Laws, in both content and application, need a serious reappraisal in the Indian context. The failure to drastically alter and reform many laws which predate India’s independence has resulted in a contradiction between the Indian Constitution on the one hand and laws that actually militate against both equality and non-discrimination on the other. The Police Act is one such law. During the 16 years of its existence CC has been at the forefront of the movement for police reform. The Indian police force continues to be governed by a Police Act enacted by the British, a colonial power intent on controlling an alien population. Officers of the Indian Police Service constitute barely three or four per cent of the police force while the vast constabulary – normally hired after completing a Class X or XII-level education – have to live with poor working conditions and an absence of refresher training on the job.

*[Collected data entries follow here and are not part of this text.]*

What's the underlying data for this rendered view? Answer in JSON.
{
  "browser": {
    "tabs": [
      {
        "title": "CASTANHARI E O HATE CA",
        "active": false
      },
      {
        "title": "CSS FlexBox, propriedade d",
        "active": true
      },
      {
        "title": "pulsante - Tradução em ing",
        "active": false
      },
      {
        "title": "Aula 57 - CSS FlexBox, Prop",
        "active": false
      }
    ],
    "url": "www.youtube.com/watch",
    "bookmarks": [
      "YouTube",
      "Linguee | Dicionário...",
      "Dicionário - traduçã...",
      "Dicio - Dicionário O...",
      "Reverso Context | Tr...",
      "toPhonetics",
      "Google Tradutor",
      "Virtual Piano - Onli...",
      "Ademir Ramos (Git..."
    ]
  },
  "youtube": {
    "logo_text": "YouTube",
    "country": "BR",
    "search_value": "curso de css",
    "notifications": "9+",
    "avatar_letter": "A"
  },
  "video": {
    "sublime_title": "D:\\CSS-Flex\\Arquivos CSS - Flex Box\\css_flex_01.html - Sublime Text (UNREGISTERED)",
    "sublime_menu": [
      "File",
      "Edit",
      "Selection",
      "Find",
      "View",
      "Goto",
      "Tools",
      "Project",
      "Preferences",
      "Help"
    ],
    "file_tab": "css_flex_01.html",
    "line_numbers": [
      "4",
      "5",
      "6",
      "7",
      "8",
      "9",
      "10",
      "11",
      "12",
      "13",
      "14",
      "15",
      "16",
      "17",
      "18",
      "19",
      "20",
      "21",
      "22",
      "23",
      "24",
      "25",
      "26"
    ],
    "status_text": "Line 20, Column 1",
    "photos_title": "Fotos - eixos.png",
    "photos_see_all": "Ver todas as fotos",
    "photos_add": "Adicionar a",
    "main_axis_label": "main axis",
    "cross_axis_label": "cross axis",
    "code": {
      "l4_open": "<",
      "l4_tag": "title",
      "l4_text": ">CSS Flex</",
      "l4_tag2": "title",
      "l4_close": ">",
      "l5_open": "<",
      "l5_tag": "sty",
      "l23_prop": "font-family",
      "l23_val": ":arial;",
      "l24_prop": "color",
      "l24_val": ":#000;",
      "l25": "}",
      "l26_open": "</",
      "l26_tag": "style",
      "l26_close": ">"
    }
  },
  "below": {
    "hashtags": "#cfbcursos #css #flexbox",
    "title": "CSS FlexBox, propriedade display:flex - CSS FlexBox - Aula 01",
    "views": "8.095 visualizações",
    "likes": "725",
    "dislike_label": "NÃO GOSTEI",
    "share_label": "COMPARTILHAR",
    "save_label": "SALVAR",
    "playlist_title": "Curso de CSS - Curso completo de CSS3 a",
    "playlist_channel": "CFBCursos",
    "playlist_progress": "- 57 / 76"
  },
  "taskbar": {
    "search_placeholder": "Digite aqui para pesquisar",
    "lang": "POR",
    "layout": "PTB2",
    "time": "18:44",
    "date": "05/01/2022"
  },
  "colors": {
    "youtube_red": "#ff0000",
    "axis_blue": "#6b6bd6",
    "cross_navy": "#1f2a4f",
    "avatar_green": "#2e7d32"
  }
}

No political party, regardless of ideological affiliation, is keen to free the Indian police from political control. Increasingly violent and unconstitutional actions by policemen have become the norm today. Only stray acts by exceptional individuals sworn to constitutional norms and values redeem this image of the police. Outdated sections of Indian criminal law, such as Section 197 of the Code of Criminal Procedure, grant public servants impunity from prosecution and act as further encouragement for unaccountable actions.

The 1980s saw the enactment of several laws aimed at empowering sections of the population that are discriminated against by both society and state. The rape and dowry laws, followed more recently by the Domestic Violence Act, are some examples. The Scheduled Castes and Scheduled Tribes (Prevention of Atrocities) Act 1989, which celebrates 20 years of its existence in 2009, is another. None of these enactments have resulted in diminished violent crimes against women or the scheduled castes and tribes! Is it because, put simply, we have become more violent all around or is it that law enforcement and accountability in law enforcement has not accompanied the enactment of new legislation?

More than six decades later, institutions of the Indian state need to seriously examine whether they in fact exist and function for the people, of the people and by the people. Bowing to global concerns on the state of human rights in India, India enacted the Protection of Human Rights Act in 1993 and the National Human Rights Commission (NHRC), a statutory body, was born. Sixteen years later, far from receiving a glowing report card as an institution that demands and ensures high human rights standards from state institutions, the NHRC’s own composition and functioning raise important issues of accountability, transparency and adherence to basic rights norms.

Once more we offer our readers the opportunity to take stock of these critical questions through the incisive analysis of our valued contributors. We hope you find this issue, which also marks ours 16th anniversary, useful even as we eagerly look forward to your comments.